VSU police officers are dedicated to specific areas, giving them a greater knowledge of the places and people.

They work in plain-clothes and include officers more experienced in dealing with street crime. They attempt to spot offenders based on their body language and how they react to being the subject of attention. 

The Met said in their first year, VSUs had resulted in the seizure of a kilo of heroin, the discovery of a loaded gun, and the arrest of suspects in a stabbing in the London borough of Haringey.

Other results included: 

  • 6,031 arrests made for violent offences including robbery, GBH and murder
  • 1,142 knives and weapons seized 
  • 81 firearms recovered 
  • 1,256 warrants carried out 
  • £1.5m in cash from criminality confiscated 
  • 3,000 weapon sweeps carried out 

Much of their work on the streets is aimed at establishing whether to stop and search suspects. 

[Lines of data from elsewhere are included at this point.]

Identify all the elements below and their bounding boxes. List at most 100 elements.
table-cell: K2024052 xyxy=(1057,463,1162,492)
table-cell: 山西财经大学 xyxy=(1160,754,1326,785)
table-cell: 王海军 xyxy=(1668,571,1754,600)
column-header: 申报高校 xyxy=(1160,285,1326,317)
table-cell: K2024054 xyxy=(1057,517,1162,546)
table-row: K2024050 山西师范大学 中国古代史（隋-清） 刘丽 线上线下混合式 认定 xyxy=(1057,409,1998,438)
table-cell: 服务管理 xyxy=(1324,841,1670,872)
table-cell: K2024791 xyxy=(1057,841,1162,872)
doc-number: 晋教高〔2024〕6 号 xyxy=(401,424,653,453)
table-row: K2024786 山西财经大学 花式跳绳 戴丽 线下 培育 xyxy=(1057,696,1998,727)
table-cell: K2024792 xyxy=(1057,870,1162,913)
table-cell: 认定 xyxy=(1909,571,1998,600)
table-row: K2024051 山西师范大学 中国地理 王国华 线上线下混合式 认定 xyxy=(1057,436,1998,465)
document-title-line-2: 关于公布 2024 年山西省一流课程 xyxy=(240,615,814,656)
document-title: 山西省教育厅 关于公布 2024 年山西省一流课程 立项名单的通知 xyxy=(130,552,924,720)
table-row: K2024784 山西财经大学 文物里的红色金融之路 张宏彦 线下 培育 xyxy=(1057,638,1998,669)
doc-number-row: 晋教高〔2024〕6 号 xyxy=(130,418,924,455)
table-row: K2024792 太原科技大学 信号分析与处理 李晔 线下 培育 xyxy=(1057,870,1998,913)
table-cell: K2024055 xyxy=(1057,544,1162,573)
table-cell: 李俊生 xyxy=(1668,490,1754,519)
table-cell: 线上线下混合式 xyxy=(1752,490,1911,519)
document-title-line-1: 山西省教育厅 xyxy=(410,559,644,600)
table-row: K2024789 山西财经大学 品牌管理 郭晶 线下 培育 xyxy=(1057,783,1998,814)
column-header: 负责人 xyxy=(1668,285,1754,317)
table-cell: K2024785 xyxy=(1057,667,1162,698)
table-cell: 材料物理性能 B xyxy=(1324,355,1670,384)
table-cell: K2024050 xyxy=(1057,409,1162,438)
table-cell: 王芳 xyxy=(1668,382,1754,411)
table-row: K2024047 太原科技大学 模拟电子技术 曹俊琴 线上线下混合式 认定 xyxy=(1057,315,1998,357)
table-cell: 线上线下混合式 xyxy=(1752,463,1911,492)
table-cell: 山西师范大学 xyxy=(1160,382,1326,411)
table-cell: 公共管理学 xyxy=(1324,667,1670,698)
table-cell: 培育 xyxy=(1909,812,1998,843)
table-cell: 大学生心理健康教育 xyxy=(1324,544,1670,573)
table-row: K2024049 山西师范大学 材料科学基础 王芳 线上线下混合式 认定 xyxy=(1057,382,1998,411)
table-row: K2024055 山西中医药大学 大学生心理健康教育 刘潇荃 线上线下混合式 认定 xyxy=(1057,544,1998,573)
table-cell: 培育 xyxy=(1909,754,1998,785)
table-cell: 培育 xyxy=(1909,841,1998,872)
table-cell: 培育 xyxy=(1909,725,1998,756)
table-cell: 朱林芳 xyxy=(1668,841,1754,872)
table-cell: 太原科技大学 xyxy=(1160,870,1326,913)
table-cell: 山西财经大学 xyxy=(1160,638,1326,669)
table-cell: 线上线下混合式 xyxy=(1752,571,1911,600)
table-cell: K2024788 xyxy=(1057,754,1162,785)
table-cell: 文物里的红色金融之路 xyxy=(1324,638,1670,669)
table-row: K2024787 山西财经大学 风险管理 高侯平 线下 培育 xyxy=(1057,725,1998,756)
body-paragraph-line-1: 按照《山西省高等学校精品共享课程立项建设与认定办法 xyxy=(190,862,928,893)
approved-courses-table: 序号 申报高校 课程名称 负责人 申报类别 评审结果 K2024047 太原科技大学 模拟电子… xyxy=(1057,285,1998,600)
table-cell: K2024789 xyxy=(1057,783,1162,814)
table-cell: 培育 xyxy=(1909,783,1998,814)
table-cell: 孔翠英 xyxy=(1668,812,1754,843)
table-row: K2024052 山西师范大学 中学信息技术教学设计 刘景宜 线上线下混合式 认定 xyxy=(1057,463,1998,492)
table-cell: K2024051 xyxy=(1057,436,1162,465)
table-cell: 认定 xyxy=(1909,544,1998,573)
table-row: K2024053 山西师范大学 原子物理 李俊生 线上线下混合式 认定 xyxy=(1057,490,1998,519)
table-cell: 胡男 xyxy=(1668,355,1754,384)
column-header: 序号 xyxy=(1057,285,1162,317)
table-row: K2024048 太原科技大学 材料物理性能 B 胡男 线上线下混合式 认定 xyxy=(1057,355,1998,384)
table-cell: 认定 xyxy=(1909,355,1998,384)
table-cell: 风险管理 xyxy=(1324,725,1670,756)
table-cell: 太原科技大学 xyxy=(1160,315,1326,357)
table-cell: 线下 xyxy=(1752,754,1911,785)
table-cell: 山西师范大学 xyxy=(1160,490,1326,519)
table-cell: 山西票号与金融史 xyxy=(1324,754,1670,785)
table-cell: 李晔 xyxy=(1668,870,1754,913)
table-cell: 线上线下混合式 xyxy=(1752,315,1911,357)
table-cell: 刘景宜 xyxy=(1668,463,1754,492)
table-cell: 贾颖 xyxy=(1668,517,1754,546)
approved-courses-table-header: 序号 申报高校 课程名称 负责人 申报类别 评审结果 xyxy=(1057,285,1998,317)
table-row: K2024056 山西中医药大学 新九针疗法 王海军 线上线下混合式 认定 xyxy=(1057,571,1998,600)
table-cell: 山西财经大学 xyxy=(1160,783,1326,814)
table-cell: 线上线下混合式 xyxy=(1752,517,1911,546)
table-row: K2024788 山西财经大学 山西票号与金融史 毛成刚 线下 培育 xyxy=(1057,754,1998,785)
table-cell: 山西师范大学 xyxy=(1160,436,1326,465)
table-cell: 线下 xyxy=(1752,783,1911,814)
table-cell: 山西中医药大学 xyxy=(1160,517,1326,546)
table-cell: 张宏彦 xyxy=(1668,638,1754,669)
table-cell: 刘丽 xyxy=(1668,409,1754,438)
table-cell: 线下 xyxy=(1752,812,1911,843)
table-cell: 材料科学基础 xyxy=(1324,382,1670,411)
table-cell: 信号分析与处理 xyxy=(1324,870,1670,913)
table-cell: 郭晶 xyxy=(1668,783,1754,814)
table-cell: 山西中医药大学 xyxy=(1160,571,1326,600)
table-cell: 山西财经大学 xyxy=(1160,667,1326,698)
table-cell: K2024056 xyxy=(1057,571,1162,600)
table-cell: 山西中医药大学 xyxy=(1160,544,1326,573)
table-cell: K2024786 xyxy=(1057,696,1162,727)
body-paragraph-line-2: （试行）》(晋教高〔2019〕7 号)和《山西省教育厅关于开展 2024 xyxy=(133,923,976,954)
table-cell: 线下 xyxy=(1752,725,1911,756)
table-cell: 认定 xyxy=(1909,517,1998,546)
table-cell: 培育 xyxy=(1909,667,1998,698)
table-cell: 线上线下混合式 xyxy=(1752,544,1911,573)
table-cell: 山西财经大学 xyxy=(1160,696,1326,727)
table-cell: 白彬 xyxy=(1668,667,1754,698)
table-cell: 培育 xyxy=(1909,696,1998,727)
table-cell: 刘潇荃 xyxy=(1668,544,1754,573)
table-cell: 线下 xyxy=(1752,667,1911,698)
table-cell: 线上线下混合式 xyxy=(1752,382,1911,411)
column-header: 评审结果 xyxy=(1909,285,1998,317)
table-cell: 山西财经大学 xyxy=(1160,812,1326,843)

With Black Lives Matter and heightened awareness of the sensitivities of stop and search, the VSU approach has added to concerns among critics of the tactic. Some say that it is racist and doesn’t work.

Last year the mayor of London published early figures suggesting seven to eight per cent of stop and search incidents were due to the new VSUs. 

Stop and search often results in more black and ethnic minority suspects being apprehended than would be proportionate for the population. 

But Sgt Griggs said it was a vital tool as long as police adopted a friendly and casual manner towards suspects.

“It’s easier for them and they’re more forthcoming with information,” he said.

Sgt Griggs and his colleague PC Al Place searched three young black men on the basis that they were suspiciously parked in a back street with no obvious reason for being there. 

The officers felt justified in moving in when one of the men threw litter from a window. 

Nothing was found during the search but Sgt Greggs said he recognised one of the three as a member of a gang.

“They’re well known to us: robberies, drugs. I think the last time they were arrested was [for] possession of a sword,” he said.